Zachodnia demokracja, czyli jak rząd lobbuje sam siebie i dlaczego.
Christopher Snowdon, Iea.org
Wielka Brytania
2012-09-29
Nadszedł czas na radykalną rewizję instytucji charytatywnych, finansowanych przez państwo.
Opublikowane dzisiaj, nowe badania, ujawniają prawdziwą liczbę finansowanych przez rząd grup lobbingowych i grup nacisku.

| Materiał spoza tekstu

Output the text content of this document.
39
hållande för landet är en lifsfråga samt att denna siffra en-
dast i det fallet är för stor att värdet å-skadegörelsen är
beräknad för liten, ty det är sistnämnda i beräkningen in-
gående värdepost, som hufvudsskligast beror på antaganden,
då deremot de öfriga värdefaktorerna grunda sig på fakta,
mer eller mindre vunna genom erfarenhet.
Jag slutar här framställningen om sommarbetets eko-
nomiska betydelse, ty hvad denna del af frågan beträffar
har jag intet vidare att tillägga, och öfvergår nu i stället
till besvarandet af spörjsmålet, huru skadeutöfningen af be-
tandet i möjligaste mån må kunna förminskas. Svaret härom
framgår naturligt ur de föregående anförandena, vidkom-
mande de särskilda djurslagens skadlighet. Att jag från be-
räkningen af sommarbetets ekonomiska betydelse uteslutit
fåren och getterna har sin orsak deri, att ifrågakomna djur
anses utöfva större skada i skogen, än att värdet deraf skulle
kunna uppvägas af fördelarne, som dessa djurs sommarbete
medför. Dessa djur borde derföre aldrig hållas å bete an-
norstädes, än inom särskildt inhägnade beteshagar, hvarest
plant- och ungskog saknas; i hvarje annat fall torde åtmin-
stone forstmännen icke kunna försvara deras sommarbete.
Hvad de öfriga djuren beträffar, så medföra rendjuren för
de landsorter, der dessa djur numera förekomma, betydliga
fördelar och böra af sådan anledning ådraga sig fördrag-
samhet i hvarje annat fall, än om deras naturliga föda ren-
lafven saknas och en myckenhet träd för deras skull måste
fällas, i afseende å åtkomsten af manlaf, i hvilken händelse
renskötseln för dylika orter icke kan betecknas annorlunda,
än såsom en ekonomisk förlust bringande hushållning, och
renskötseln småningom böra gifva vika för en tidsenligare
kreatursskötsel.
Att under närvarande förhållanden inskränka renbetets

Ten raport dowodzi, że rząd sponsoruje lobbowanie samego siebie, co jest obalaniem demokracji i niszczeniem zasad koncepcji organizacji charytatywnej. Jest to również niepotrzebne i jest marnotrawstwem pieniędzy podatników. Przez torowanie w ten sposób procesu debaty publicznej i politycznej, prawdziwe społeczeństwo obywatelskie jest odsunięte na boczny tor.
Artykuł Christophera Snowdona“Sock Puppets: How the government lobbies itself and why“, wskazuje iż: - W Wielkiej Brytanii, w ciągu ostatnich 15 lat, znacznie wzrosło państwowe finansowanie organizacji charytatywnych. 27.000 organizacji charytatywnych jest obecnie zależnych od rządu na więcej niż 75 procent ich dochodów, natomiast sektor "wolontariatu" otrzymuje więcej pieniędzy od państwa niż otrzymuje w dobrowolnych datków.
- Państwowe finansowanie osłabia niezależność organizacji charytatywnych, co czyni je mniej skłonnymi do krytykowania polityki rządu. Może to stworzyć "marionetkową” wersję społeczeństwa obywatelskiego, dając złudzenie poparcia obywateli dla nowego prawodawstwa. Ci, finansowani przez państwo działacze, angażują się w bezpośrednią działalność lobbingową (polityków) oraz w bezpośredni lobbing (opinii publicznej) za pieniądze podatników, a tym samym zacierając różnicę między działaniem prywatnym i publicznym.
- Finansowane przez państwo organizacje charytatywne i organizacje pozarządowe zazwyczaj prowadzą kampanie, które nie mają szerokiego poparcia wśród opinii publicznej (np. pomocy zagranicznej, polityki tożsamości, wstrzemięźliwości). Zwykle lobbują za większym rządem, wyższymi podatkami, zwiększonymi regulacjami i tworzeniem nowych agencji do nadzorowania i egzekwowania nowych przepisów. W wielu przypadkach, wzywają do zwiększenia dofinansowania dla samych siebie i swoich departamentów.
- Należy podjąć pilne działania, w tym wprowadzenie zakazu dla departamentów rządowych na używanie pieniędzy podatników na prowadzenie kampanii reklamowych, zniesienie nieograniczonych dotacji dla organizacji charytatywnych i tworzenie nowej kategorii organizacji non-profit, organizacji, które otrzymują środki finansowe z ustawowych źródeł.
Finansowanie z budżetu państwa wszelkich akcji charytatywnych, fundacji czy wolontariatów uważam za chory pomysł, w dodatku niewychowawczy. Przykładem są młodzieżowi wolontariusze zbierający w sklepach spożywczych żywność dla biednych ludzi. Tych młodych uczy się po prostu żebractwa a nie solidnej roboty, która ma zapewnić utrzymanie. Jeżeli państwa nie stać na otoczenie opieką tych, którzy nie mogą sobie poradzić z biedą, niech pozostawi to ośrodkom charytatywnym, które bez oglądania się na budżet państwa, będą zmuszone iść po pomoc do tych, którzy do tej pory wykorzystywali sytuację dla swojego PR. A już fundacje, które są wspierane przez państwo to zupełnie totalne nieporozumienie. Jeżeli ktoś zakłada fundację, to powinien zapewnić jej stosowne środki bez oglądania się na państwową kiesę.